Ben: Yeah, I’ve certainly been lucky to be able to play music with both Kelly and Matt Schwerin. After Geronimo!, I think we all wanted to branch out and find different people to play with. It wasn’t out of any bad blood post-Geronimo, just out of curiosity I think. We’d been playing together for 8 years or so and maybe just forgot what it was like to play with other people. Kelly went off to start Milked with some friends of ours, and I tried to start up something that later became Future Biff. After a while though, I think we both realized that it was just much better to keep playing together. It was just more fun that way. Plus, we were so used to anticipating each other musically and knew how to work off each other. Everything was easier together. Milked ended up being the same lineup as Geronimo!, as did Future Biff, plus the addition of Ryan Wizniak(Meat Wave). Kelly even came to some FCKR JR practices early on, but his move to Eugene, Oregon was already looming, so he bowed out. I still play with Matt Schwerin in Deathsnack. I’d certainly love to play with Kelly again some day if geography allows, but for now, that’s not really a possibility.
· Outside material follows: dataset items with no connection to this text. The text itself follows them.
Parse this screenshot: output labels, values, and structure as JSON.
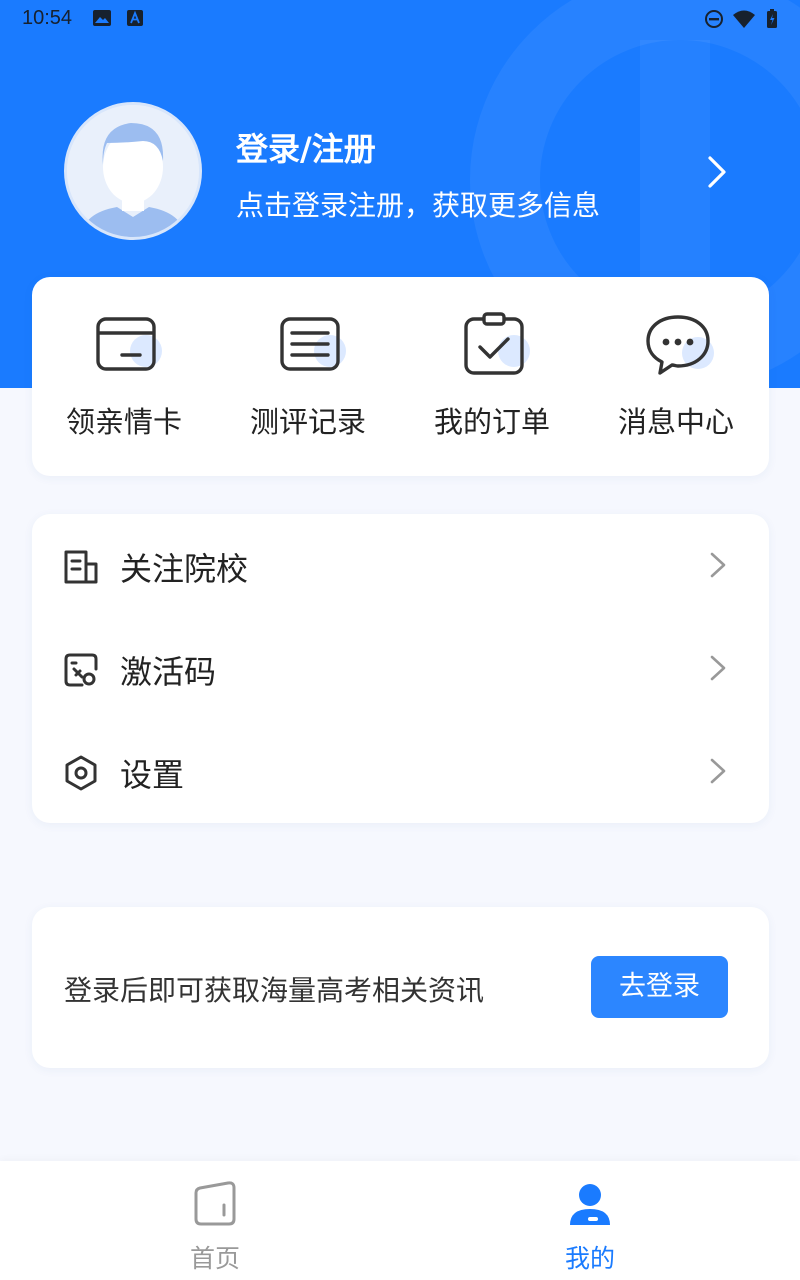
{
  "status_bar": {
    "time": "10:54"
  },
  "profile": {
    "title": "登录/注册",
    "subtitle": "点击登录注册，获取更多信息"
  },
  "quick_actions": [
    {
      "label": "领亲情卡",
      "icon": "card-icon"
    },
    {
      "label": "测评记录",
      "icon": "list-icon"
    },
    {
      "label": "我的订单",
      "icon": "clipboard-check-icon"
    },
    {
      "label": "消息中心",
      "icon": "chat-bubble-icon"
    }
  ],
  "menu": [
    {
      "label": "关注院校",
      "icon": "building-icon"
    },
    {
      "label": "激活码",
      "icon": "activation-code-icon"
    },
    {
      "label": "设置",
      "icon": "settings-hexagon-icon"
    }
  ],
  "promo": {
    "text": "登录后即可获取海量高考相关资讯",
    "button": "去登录"
  },
  "tabs": [
    {
      "label": "首页",
      "icon": "home-icon",
      "active": false
    },
    {
      "label": "我的",
      "icon": "user-icon",
      "active": true
    }
  ],
  "colors": {
    "accent": "#1a7bff",
    "button": "#2c86ff",
    "tab_inactive": "#999999"
  }
}
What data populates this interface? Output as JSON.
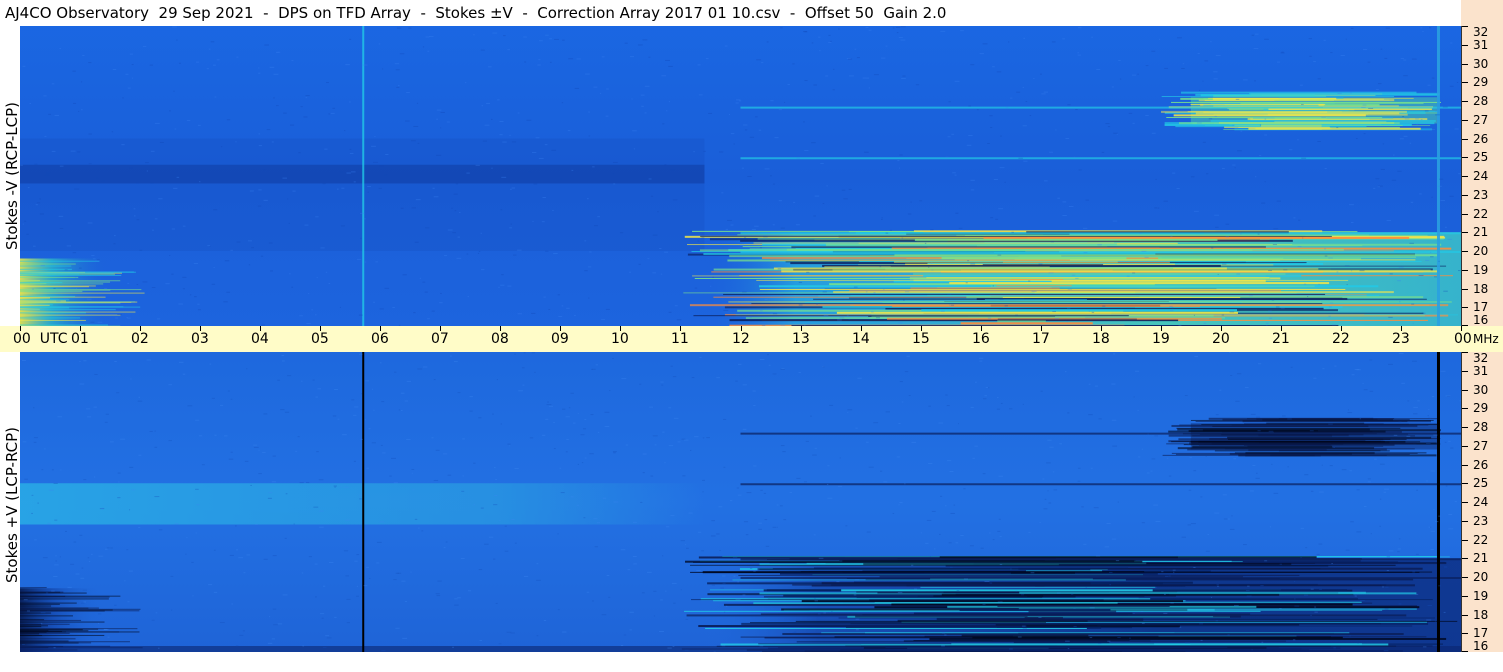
{
  "header": {
    "title": "AJ4CO Observatory  29 Sep 2021  -  DPS on TFD Array  -  Stokes ±V  -  Correction Array 2017 01 10.csv  -  Offset 50  Gain 2.0"
  },
  "panels": {
    "top_label": "Stokes -V (RCP-LCP)",
    "bottom_label": "Stokes +V (LCP-RCP)"
  },
  "time_axis": {
    "labels": [
      "00  UTC",
      "01",
      "02",
      "03",
      "04",
      "05",
      "06",
      "07",
      "08",
      "09",
      "10",
      "11",
      "12",
      "13",
      "14",
      "15",
      "16",
      "17",
      "18",
      "19",
      "20",
      "21",
      "22",
      "23",
      "00"
    ],
    "unit": "MHz"
  },
  "freq_axis": {
    "labels": [
      "32",
      "31",
      "30",
      "29",
      "28",
      "27",
      "26",
      "25",
      "24",
      "23",
      "22",
      "21",
      "20",
      "19",
      "18",
      "17",
      "16"
    ]
  },
  "colors": {
    "background_blue": "#1a5fd9",
    "deep_blue": "#0b2f8f",
    "cyan": "#22c9e6",
    "green": "#7be38a",
    "yellow": "#f0e64a",
    "axis_bg_time": "#fffcc8",
    "axis_bg_freq": "#fbe3cc"
  },
  "chart_data": [
    {
      "type": "heatmap",
      "title": "Stokes -V (RCP-LCP)",
      "xlabel": "UTC",
      "ylabel": "MHz",
      "xlim": [
        0,
        24
      ],
      "ylim": [
        16,
        32
      ],
      "xticks": [
        "00",
        "01",
        "02",
        "03",
        "04",
        "05",
        "06",
        "07",
        "08",
        "09",
        "10",
        "11",
        "12",
        "13",
        "14",
        "15",
        "16",
        "17",
        "18",
        "19",
        "20",
        "21",
        "22",
        "23",
        "00"
      ],
      "yticks": [
        16,
        17,
        18,
        19,
        20,
        21,
        22,
        23,
        24,
        25,
        26,
        27,
        28,
        29,
        30,
        31,
        32
      ],
      "colormap": "blue-cyan-green-yellow",
      "notable_features": {
        "vertical_line_utc": 5.7,
        "vertical_line_right_utc": 23.6,
        "dark_band_mhz": [
          23.6,
          24.6
        ],
        "dark_band_utc": [
          0,
          11.4
        ],
        "enhanced_activity_utc": [
          11.4,
          24
        ],
        "enhanced_activity_mhz": [
          16,
          21
        ]
      }
    },
    {
      "type": "heatmap",
      "title": "Stokes +V (LCP-RCP)",
      "xlabel": "UTC",
      "ylabel": "MHz",
      "xlim": [
        0,
        24
      ],
      "ylim": [
        16,
        32
      ],
      "xticks": [
        "00",
        "01",
        "02",
        "03",
        "04",
        "05",
        "06",
        "07",
        "08",
        "09",
        "10",
        "11",
        "12",
        "13",
        "14",
        "15",
        "16",
        "17",
        "18",
        "19",
        "20",
        "21",
        "22",
        "23",
        "00"
      ],
      "yticks": [
        16,
        17,
        18,
        19,
        20,
        21,
        22,
        23,
        24,
        25,
        26,
        27,
        28,
        29,
        30,
        31,
        32
      ],
      "colormap": "blue-cyan-green-yellow",
      "notable_features": {
        "vertical_line_utc": 5.7,
        "vertical_line_right_utc": 23.6,
        "light_band_mhz": [
          23.6,
          24.6
        ],
        "light_band_utc": [
          0,
          11.4
        ],
        "dark_activity_utc": [
          11.4,
          24
        ],
        "dark_activity_mhz": [
          16,
          21
        ]
      }
    }
  ]
}
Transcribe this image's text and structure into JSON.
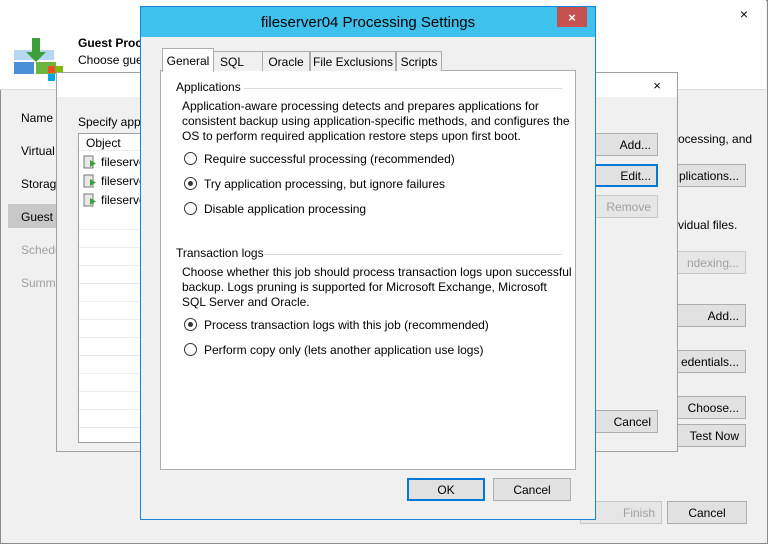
{
  "wizard": {
    "close_glyph": "×",
    "title": "Guest Proc",
    "subtitle": "Choose gue",
    "nav": [
      {
        "label": "Name",
        "disabled": false
      },
      {
        "label": "Virtual",
        "disabled": false
      },
      {
        "label": "Storage",
        "disabled": false
      },
      {
        "label": "Guest P",
        "disabled": false,
        "selected": true
      },
      {
        "label": "Schedu",
        "disabled": true
      },
      {
        "label": "Summ",
        "disabled": true
      }
    ],
    "right_text": {
      "processing": "ocessing, and",
      "individual": "vidual files."
    },
    "right_buttons": {
      "applications": "plications...",
      "indexing": "ndexing...",
      "add": "Add...",
      "credentials": "edentials...",
      "choose": "Choose...",
      "test_now": "Test Now"
    },
    "footer": {
      "finish": "Finish",
      "cancel": "Cancel"
    }
  },
  "middle_dialog": {
    "close_glyph": "×",
    "prompt": "Specify appl",
    "column_header": "Object",
    "rows": [
      "fileserver",
      "fileserver",
      "fileserver"
    ],
    "buttons": {
      "add": "Add...",
      "edit": "Edit...",
      "remove": "Remove",
      "cancel": "Cancel"
    }
  },
  "dialog": {
    "title": "fileserver04 Processing Settings",
    "close_glyph": "×",
    "tabs": [
      "General",
      "SQL",
      "Oracle",
      "File Exclusions",
      "Scripts"
    ],
    "active_tab": "General",
    "applications": {
      "label": "Applications",
      "description": "Application-aware processing detects and prepares applications for consistent backup using application-specific methods, and configures the OS to perform required application restore steps upon first boot.",
      "options": [
        {
          "label": "Require successful processing  (recommended)",
          "checked": false
        },
        {
          "label": "Try application processing, but ignore failures",
          "checked": true
        },
        {
          "label": "Disable application processing",
          "checked": false
        }
      ]
    },
    "transaction_logs": {
      "label": "Transaction logs",
      "description": "Choose whether this job should process transaction logs upon successful backup. Logs pruning is supported for Microsoft Exchange, Microsoft SQL Server and Oracle.",
      "options": [
        {
          "label": "Process transaction logs with this job (recommended)",
          "checked": true
        },
        {
          "label": "Perform copy only (lets another application use logs)",
          "checked": false
        }
      ]
    },
    "buttons": {
      "ok": "OK",
      "cancel": "Cancel"
    }
  },
  "colors": {
    "dialog_titlebar": "#3fc1ee",
    "close_button": "#c75050",
    "focus_border": "#0078d7"
  }
}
The AGP: At the mid-year point it seems that everyone is sharing there favorite albums of 2019. Would you like to share some of your favorites of the year, so far ?
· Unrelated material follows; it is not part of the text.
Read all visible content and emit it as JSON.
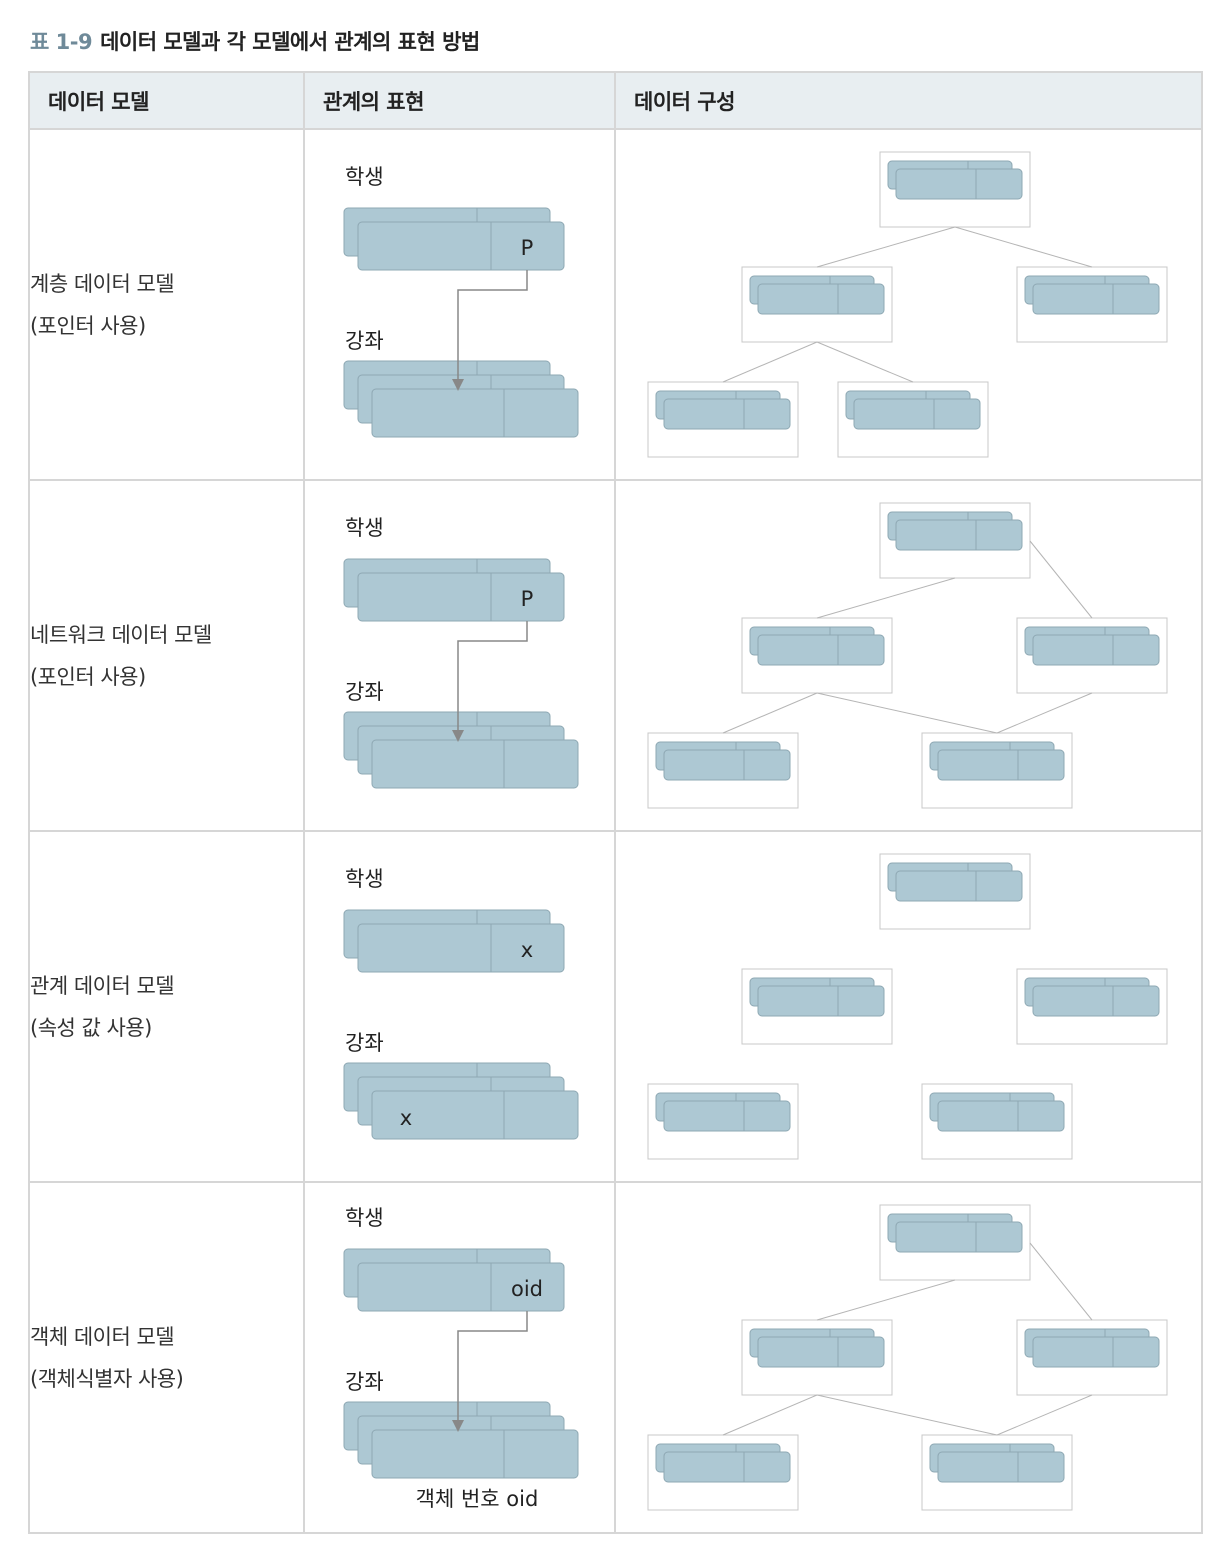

Ben: Yeah of course! I don’t digest music with the speed I’d like to, so I tend to listen to something over and over once I get it and not branch out too much. It makes it hard to really dive in to a lot or records, but these are the 2019 records I’ve been listening to so far (in no particular order):

Shady BugLemon Lime
GluedCool Evil
LomeldaM for Empathy
PileGreen and Gray

The AGP: Can you tell me a little bit about Frogs and the transformation it took from being a Whelpwisher to a full fledged FCKR JR. composition?
 
Ben: Frogs was a song I wrote in the fall of 2017. I just liked the simplicity of the chords and progression. It had a Dinosaur Jr./Ovlov vibe to it. The lyrics are about dealing with mental health issues. I don’t feel that I have been dealt a particularly bad hand in that regard, but I do get pretty down sometimes, to the point where I don’t want to feel better and begin to associate these feelings with “the real me”, which is of course total bullshit. I used frogs living inside my head as a way to separate these negative thoughts and depression from me, e.g. these thoughts aren’t me, it’s just those frogs again. 
 
Another fun story is that I had everything but the solo done on the Whelpwisher version and my friend Kelly Johnson (Geronimo!, Milked) came over. We were on our way to a party or a friends house or something and had about 15 minutes before we had to leave. I asked him, “hey, do you want to rip a guitar solo real quick?” He very kindly agreed and come down to the basement to record the solo on Frogs. It took all of 5 minutes, I really love how that turned out.
 
Frogs was the first song FCKR JR learned and started playing live. I think it was my favorite Whelpwisher song I had at the time, and seemed like an easy one to show everybody. It’s been fun seeing it evolve from my Whelpwisher demo to now. It’s picked up in tempo and Liz Bustamante is a far more creative and competent drummer than me. She’s added a lot of great details. Emily Wrong also added some really cool guitar dives throughout the song that I love, and Emily Bean rewrote the bass part. It’s sweet. I tried not to rip Kelly off too much in the solo, but I probably did, ha ha. I’m no Kelly Johnson. It’s also the first song we ever performed live. We played it at a kooky public access TV show, it was the first thing we ever did live as a band. We had to call ourselves “Effer Jr” for the show though, since it was on TV.